Ilkley, UK-based Sarian said the DR6000 series comprises three models with different numbers of serial ports: the DR6410 has one, the 6420 two, and the 6460 six. The last of these is designed for retail environments where there may be multiple handheld card swiping devices at different counters, said Duncan Ellison, Sarian’s sales and marketing director.
This represents the company’s second foray into HSDPA. Sarian had already launched the HR4110, an HSDPA-only router that can serve as automatic backup to, say, a Cisco box by creating a redundancy link using the Virtual Route Redundancy Protocol or an extension to that standard developed by Sarian called VRRP+.

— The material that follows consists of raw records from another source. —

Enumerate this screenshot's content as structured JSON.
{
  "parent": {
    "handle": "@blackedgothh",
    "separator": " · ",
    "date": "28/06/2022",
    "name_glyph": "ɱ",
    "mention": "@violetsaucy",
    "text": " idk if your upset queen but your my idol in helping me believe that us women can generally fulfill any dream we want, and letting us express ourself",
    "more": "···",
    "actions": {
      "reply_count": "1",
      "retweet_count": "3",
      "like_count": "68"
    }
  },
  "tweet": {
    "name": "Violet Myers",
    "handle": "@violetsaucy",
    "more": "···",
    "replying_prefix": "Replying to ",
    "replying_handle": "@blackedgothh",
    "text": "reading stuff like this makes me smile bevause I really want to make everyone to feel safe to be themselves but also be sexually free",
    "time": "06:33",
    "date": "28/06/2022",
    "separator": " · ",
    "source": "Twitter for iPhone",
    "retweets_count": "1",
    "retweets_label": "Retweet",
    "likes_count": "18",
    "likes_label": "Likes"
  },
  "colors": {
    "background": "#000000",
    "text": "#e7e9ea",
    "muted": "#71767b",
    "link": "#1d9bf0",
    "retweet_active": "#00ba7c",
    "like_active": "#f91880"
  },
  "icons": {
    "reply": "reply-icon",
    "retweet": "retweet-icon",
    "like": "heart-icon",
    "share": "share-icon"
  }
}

The difference is that the 6000 series is DSL (specifically, ADSL2 and ADSL2+) and 3G/HSDPA in the same box. It also has the option of an ISDN or PSTN module so that in the event that both the DSL and HSDPA links fail, a dial-up connection can be established. Even before resorting to either of the dial-up technologies, users can have not one but two cellular backup options because the 6000 series also has dual SIM card capabilities so that connectivity via two different mobile networks can be available.
Ellison said the ISDN option is particularly timely in the UK where BT has announced plans to launch a service that combines two 64-bit ISDN data channels and two regular phone lines for small businesses. BT’s offering them the option of downgrading to just the two ISDN lines, so with our device they can introduce DSL and keep the ISDN as backup as well as cellular, he said.

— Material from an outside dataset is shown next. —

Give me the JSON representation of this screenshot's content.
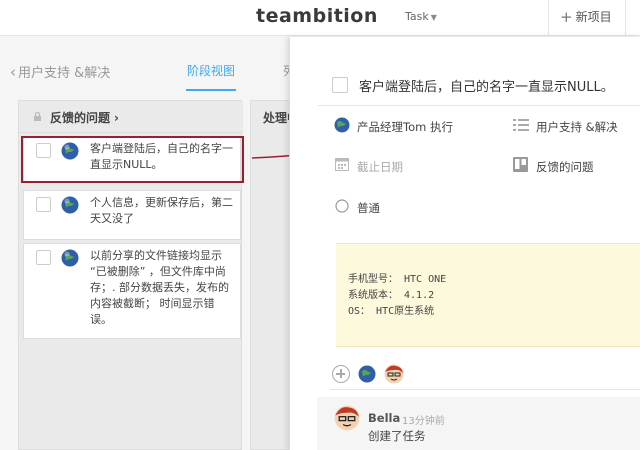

Sarian was founded in 1999 and developed its own operating system called SAR/OS, which forms the basis for all its products. In addition to the 4110n and the 6000 series are ISDN, DSL, GPRS, and EDGE devices, as well as combinations of these protocols. The new boxes’ list prices range from 500 pounds to 800 pounds ($980 to $1,570), depending on size and whether they are loaded with one or other of the option modules.

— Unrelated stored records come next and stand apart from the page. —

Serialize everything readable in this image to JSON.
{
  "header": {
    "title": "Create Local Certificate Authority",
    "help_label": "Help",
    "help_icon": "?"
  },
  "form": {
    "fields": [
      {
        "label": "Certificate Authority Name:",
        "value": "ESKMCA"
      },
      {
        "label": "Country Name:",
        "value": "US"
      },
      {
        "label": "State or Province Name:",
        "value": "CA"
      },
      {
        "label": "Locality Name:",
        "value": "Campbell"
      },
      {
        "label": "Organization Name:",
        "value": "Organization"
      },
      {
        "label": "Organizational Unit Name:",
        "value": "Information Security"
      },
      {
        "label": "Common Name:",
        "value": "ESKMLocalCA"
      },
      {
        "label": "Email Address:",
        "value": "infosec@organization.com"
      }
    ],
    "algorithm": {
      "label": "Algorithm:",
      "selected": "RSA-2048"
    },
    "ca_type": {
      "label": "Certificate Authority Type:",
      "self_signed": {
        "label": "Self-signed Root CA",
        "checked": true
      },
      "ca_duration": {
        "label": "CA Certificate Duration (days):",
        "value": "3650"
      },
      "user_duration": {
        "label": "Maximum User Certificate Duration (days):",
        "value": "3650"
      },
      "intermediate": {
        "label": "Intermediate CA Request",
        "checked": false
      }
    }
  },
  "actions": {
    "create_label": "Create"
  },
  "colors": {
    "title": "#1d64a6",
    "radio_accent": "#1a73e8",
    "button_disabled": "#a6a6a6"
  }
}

Ellison said Sarian markets its products in 30 countries across Europe and APAC, competing primarily with Cisco and its Linksys subsidiary, though the combination of DSL and HSDPA is something of a USP at the moment. The company has so far kept out of the all-important US market because it lacks the clout to address it properly, but Ellison said that is likely to change over the next 12 months.